En quoi les assistants vocaux peuvent-ils aider les consommateurs ?

Interrogé sur les points de contact avec les marques que l’assistant vocal pourrait optimiser, le panel estime qu’il permettrait par exemple d’effectuer le suivi d’une livraison plus simplement (49 %), d’élaborer une « shopping list » (45 %) ou encore réaliser un achat (35 %) dont ils pourront recommander le contenu, un voyage par exemple, à leur entourage par la suite (34 %). Les usages potentiels de la voix pour les marques sont donc multiples. L’étude souligne le fait que les interfaces vocales viendront se substituer dans les années à venir aux sites web et applications des retailers. Dans l’étude, la catégorie « retailers » fait référence aux commerçants en ligne et intègre de ce fait les compagnies aériennes, les hôteliers ou encore les agences de voyages en ligne.

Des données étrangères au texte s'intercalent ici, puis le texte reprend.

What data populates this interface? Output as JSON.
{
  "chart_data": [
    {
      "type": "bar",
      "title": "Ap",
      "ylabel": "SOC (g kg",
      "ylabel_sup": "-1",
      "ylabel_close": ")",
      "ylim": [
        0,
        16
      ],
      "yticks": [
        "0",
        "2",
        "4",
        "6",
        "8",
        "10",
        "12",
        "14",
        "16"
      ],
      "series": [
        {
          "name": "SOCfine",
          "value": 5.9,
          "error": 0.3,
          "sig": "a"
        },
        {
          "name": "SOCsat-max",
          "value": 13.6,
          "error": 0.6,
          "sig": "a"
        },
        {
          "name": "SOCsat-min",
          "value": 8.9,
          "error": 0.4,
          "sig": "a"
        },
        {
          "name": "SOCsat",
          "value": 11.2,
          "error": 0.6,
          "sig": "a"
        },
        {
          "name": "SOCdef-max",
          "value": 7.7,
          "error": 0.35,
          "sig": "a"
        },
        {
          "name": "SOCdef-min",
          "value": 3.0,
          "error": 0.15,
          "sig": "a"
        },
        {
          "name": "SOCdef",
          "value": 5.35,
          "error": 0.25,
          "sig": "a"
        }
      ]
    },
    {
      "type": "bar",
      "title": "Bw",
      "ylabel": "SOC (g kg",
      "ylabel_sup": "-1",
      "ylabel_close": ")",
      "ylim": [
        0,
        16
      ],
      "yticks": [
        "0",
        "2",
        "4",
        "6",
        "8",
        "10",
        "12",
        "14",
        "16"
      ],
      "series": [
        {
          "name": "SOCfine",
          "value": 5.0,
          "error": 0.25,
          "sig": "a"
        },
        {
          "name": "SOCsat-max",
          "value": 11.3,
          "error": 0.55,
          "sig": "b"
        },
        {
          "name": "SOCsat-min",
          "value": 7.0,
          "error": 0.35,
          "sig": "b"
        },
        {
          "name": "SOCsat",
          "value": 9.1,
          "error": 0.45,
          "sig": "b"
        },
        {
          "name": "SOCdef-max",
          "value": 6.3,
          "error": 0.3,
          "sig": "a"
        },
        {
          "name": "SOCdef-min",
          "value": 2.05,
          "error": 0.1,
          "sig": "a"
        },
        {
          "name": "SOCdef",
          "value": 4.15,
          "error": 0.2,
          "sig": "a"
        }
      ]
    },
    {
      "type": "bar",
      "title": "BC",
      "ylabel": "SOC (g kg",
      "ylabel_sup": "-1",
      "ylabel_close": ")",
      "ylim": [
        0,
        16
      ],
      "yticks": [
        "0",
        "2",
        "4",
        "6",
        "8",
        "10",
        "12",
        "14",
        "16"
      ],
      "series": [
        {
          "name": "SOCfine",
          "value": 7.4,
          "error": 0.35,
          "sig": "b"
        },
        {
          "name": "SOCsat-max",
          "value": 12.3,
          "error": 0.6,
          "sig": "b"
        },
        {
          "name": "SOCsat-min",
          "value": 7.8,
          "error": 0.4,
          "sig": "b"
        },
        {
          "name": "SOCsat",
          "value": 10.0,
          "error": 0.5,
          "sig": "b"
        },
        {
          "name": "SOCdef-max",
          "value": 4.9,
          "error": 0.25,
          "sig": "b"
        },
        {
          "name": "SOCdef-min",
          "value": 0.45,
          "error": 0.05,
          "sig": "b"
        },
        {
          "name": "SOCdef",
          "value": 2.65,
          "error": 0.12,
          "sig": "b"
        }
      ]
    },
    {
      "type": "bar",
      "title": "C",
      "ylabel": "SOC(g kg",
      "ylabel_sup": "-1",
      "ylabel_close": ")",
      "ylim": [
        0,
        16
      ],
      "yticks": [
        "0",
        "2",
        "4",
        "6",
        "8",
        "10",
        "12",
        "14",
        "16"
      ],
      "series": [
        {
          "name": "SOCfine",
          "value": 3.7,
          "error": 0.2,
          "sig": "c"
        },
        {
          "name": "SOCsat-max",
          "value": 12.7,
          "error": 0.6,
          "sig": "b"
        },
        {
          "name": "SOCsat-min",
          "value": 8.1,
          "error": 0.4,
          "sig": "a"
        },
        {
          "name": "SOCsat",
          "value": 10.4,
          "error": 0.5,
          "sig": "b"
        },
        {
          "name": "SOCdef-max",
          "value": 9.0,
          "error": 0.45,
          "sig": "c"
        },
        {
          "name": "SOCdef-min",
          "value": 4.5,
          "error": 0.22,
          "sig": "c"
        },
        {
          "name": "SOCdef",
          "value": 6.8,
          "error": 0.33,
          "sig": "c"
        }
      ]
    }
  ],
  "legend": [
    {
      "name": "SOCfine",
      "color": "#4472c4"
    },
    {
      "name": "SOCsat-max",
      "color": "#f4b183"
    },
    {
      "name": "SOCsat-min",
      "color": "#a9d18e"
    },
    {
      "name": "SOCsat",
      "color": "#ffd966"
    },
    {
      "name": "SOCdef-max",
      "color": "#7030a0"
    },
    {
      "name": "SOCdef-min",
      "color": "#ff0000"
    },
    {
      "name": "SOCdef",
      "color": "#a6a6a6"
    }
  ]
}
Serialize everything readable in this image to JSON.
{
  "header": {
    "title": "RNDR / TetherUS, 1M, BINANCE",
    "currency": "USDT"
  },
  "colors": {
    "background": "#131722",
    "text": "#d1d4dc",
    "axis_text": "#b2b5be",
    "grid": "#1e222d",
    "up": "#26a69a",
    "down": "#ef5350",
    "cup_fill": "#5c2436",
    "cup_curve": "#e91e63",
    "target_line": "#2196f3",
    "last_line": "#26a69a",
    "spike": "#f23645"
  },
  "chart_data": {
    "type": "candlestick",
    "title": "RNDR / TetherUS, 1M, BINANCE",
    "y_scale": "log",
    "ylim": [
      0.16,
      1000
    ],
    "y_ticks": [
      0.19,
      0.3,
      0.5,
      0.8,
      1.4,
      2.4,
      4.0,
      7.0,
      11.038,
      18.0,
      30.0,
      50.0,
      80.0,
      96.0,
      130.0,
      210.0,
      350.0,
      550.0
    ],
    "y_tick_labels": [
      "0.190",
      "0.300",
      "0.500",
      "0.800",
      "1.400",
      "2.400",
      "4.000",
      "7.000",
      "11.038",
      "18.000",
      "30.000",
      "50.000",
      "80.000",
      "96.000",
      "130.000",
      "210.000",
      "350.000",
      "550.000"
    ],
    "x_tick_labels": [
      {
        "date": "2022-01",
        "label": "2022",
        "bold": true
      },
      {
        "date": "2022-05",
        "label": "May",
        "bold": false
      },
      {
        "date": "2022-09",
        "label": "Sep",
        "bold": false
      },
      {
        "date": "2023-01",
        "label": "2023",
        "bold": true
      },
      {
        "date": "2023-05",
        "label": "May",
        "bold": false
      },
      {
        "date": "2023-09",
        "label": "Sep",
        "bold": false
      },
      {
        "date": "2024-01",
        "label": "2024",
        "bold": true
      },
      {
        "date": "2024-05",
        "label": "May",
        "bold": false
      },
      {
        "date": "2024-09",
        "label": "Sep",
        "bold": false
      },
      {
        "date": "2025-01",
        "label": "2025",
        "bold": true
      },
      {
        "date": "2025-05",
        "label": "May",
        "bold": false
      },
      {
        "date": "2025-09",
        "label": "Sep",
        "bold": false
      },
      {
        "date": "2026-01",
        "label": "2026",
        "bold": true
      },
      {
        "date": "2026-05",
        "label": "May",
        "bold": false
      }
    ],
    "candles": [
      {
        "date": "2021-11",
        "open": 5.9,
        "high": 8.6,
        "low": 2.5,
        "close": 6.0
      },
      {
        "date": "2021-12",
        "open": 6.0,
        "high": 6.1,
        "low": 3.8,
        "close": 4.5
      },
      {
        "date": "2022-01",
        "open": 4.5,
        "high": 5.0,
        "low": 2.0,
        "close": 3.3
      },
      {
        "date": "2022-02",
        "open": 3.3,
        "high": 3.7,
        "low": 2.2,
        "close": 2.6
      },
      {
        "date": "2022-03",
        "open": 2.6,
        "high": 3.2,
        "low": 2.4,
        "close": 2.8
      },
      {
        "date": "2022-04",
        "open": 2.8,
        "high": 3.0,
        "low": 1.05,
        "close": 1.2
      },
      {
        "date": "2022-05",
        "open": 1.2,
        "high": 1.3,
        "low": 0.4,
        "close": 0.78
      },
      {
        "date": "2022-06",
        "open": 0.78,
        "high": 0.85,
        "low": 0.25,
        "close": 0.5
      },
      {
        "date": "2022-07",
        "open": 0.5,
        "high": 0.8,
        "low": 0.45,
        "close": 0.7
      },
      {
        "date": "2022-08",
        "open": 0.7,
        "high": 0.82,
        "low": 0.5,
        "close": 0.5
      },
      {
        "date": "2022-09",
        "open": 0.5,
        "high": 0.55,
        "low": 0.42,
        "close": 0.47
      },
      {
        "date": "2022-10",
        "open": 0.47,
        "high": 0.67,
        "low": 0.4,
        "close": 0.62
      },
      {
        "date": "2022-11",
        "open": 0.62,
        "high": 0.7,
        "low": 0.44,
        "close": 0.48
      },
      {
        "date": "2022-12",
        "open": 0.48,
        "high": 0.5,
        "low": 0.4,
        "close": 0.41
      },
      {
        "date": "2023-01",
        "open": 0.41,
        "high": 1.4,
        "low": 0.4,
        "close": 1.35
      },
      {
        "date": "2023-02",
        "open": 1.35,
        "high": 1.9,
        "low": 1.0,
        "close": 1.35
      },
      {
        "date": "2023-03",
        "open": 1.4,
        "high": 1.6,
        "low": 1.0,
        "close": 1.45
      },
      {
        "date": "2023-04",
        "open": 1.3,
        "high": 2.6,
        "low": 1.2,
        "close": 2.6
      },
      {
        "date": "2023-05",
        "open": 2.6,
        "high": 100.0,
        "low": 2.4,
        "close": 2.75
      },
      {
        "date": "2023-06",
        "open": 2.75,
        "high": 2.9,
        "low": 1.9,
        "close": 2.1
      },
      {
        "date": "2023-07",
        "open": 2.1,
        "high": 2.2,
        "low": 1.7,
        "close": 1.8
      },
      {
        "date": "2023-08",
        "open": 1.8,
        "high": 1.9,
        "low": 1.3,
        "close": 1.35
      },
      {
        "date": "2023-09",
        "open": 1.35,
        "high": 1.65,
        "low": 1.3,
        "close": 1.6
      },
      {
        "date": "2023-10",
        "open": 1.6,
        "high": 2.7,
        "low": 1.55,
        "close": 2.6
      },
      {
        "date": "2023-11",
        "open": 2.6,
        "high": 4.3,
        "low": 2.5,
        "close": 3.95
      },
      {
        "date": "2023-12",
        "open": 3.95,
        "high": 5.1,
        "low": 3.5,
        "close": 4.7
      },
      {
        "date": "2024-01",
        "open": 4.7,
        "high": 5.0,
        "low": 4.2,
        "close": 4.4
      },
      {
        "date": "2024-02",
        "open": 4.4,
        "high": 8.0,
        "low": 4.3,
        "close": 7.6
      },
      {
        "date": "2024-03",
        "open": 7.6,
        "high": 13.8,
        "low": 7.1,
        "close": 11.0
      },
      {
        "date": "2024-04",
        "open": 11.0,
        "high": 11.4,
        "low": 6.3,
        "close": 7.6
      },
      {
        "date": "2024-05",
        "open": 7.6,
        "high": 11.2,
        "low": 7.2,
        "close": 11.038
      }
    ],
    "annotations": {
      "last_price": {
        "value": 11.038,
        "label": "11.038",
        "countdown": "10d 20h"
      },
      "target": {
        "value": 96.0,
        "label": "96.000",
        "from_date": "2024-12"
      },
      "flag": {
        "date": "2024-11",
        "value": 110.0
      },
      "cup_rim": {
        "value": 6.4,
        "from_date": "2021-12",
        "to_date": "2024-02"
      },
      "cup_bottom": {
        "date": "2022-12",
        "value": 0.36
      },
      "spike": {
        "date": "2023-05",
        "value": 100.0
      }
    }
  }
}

Si aujourd’hui 24 % des consommateurs interrogés adoptent ce comportement, l’étude projette qu’il soit adopté par 40 % des consommateurs d’ici trois ans. Mais pourquoi opter pour les interfaces vocales ? Le panel interrogé semble s’accorder sur le fait qu’utiliser la voix pour interagir avec les commerçants en ligne est plus pratique (52 %). Ils sont 48 % à préférer ce type d’interfaces, aux sites web et applications mobiles, car elle leur permet d’être multitâches. Il suffit d’essayer de terminer la préparation de sa valise tout en voulant commander un Uber vers l’aéroport via l’application de son smartphone pour s’en rendre compte. Avec la voix, l’utilisateur peut réserver son moyen de transport simplement, tout en gardant les mains libres pour ajouter les éléments manquants à son bagage.

Prédictions vs réalité

Si l’on regarde de plus près comment les adeptes tirent profit de leur assistant vocal, on constate que dans 82 % des cas, il est utilisé pour de la recherche d’informations : consulter l’actualité, connaître la météo ou demander une recette de cuisine notamment. L’achat de produits ou services arrive en quatrième position (35 %). Si l’étude laisse entendre que les assistants vocaux présentent toutes les propriétés nécessaires pour s’imposer comme l’interface privilégiée entre consommateurs et marques dans les années à venir, il faudra toutefois attendre une évolution des comportements. Pour l’heure, l’usage de ces technologies est surtout répandu aux États-Unis. À noter qu’Alexa, l’assistant vocal développé par Amazon, n’est pas commercialisé en France car il ne parle pas encore français, mais seulement Anglais et Allemand. L’IA du géant américain aurait-elle plus de mal à apprendre la langue de Molière ? Ce n’est pas le cas de l’assistant Google Home – développé par la firme de Mountain View – qui est en vente dans l’hexagone depuis le 3 août 2017.

Quoi qu’il en soit, si l’étude mise sur la démocratisation rapide des supports vocaux, tout comme les multiples entreprises qui se lancent dans le développement de leur propre interface ou intègrent celles existantes à leur offre de services, pour l’heure, la révolution s’opère timidement. Pour que les prévisions de l’étude se réalisent, les développeurs devront effacer les freins qui animent les non-initiés. 65 % des consommateurs qui n’utilisent pas d’interfaces vocales n’ont pas confiance en celles-ci quant à leur capacité à protéger leurs données personnelles. Autre problématique et non des moindres, 61 % d’entre eux estiment n’avoir aucun intérêt à interagir avec un assistant vocal.